According to the LA Times outside investors are buying farmland, hiring professional farm managers to manage the land, who in turn hire "farmers" to do the work. The "farmers" don't call the shots nor take the risk.
It's part of a larger trend, first seen in hybrid seed production (not sure when it started) for the risk to move away from the person getting his/her hands dirty. The seed companies had to prescribe very tight conditions to the growers to get quality seed, so in turn they assumed much of the risk. Poultry (beginning in the 50's) and now hogs are part of vertical integration, where a company contracts with a grower for x number of (birds/eggs/hogs). Part of this is reducing the number of decision makers in an industry so there's less of a free market and less volatility, therefore less risk. It's the rationalization of an industry, perhaps much like old John D. Rockefeller did with oil in the original Standard Oil trust.
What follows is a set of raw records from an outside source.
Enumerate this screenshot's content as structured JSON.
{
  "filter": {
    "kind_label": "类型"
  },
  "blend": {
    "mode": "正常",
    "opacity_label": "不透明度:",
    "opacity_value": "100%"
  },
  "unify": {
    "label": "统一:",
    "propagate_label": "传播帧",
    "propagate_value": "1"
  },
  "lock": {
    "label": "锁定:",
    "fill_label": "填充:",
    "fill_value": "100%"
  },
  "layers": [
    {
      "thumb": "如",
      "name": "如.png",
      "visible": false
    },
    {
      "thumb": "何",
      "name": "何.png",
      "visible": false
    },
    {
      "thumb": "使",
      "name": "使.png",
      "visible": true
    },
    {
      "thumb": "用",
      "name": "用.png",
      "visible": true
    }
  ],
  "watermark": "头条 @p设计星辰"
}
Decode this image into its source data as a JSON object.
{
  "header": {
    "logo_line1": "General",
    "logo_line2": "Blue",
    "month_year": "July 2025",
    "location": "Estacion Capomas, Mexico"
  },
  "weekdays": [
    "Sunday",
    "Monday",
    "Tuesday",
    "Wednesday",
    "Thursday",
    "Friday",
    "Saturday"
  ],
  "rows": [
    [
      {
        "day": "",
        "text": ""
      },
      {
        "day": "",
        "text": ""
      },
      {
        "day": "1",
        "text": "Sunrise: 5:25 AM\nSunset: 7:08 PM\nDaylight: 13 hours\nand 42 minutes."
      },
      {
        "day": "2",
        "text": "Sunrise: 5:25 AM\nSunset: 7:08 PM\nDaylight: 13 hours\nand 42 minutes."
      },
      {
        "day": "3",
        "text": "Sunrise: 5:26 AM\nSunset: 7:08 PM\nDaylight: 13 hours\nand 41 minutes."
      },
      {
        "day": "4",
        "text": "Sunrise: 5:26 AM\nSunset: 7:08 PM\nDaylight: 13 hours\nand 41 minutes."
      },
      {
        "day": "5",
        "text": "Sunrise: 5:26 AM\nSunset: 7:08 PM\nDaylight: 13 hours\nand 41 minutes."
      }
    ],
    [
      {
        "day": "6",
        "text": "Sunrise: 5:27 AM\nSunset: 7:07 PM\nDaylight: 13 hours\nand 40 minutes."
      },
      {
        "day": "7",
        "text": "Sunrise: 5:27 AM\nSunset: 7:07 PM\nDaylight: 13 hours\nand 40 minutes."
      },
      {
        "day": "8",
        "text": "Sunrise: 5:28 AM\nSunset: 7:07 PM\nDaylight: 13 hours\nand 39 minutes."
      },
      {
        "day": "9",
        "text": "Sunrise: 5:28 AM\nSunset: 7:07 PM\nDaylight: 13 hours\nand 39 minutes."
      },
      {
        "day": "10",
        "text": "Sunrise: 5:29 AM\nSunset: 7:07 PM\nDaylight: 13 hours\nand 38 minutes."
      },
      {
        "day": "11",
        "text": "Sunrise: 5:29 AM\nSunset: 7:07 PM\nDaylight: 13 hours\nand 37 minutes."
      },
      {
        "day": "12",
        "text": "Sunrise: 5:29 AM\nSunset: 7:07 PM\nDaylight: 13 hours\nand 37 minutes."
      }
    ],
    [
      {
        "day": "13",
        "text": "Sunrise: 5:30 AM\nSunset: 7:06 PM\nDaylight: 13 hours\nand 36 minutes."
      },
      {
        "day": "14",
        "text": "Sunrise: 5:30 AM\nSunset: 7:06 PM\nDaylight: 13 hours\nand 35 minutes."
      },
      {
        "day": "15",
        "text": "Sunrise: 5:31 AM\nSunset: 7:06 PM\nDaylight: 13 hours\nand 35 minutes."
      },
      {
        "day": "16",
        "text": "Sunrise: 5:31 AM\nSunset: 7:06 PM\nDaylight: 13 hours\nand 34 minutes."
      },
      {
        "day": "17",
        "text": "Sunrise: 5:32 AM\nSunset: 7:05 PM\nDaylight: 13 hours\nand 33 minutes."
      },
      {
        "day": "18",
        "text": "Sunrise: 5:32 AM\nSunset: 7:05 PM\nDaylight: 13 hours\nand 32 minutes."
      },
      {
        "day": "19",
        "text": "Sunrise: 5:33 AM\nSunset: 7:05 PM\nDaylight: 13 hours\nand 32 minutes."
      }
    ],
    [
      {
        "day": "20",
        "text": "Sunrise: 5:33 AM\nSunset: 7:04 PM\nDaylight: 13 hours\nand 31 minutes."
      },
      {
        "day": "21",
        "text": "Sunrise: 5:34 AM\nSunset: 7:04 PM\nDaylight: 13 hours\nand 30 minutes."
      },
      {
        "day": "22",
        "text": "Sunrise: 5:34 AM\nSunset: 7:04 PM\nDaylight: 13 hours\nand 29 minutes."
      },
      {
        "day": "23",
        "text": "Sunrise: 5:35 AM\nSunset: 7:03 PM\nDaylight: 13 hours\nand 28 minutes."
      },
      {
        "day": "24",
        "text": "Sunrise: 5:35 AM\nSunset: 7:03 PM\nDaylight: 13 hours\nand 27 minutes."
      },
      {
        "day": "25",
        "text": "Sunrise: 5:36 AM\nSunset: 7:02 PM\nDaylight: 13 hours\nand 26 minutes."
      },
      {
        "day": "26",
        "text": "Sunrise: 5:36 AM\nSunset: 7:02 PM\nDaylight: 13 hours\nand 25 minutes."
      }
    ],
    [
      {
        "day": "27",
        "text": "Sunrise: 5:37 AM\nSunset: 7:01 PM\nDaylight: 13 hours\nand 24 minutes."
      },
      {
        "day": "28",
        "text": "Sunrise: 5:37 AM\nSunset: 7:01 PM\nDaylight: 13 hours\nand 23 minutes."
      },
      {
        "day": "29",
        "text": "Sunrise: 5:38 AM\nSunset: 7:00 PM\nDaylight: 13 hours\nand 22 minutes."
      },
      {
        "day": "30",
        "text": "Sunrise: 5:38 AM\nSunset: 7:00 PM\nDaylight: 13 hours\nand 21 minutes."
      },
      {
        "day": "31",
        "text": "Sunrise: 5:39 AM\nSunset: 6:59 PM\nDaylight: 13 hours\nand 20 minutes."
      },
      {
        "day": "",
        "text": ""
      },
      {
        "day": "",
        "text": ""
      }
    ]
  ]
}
The investment in land also reminds me of the land boom in the 1970's. As they said then, God isn't making any more land. But it's also true that the boom went bust in the 1980's with lots of heart ache for many people. It doesn't sound as if it's gotten to the bubble stage yet, but the professoriate does say that one of the effects of farm programs is to increase land value--land owners capitalize the programs I think is their terminology. It would be ironic if Bush in the next farm bill and the WTO negotiations achieves cuts that also trigger a severe drop in land prices.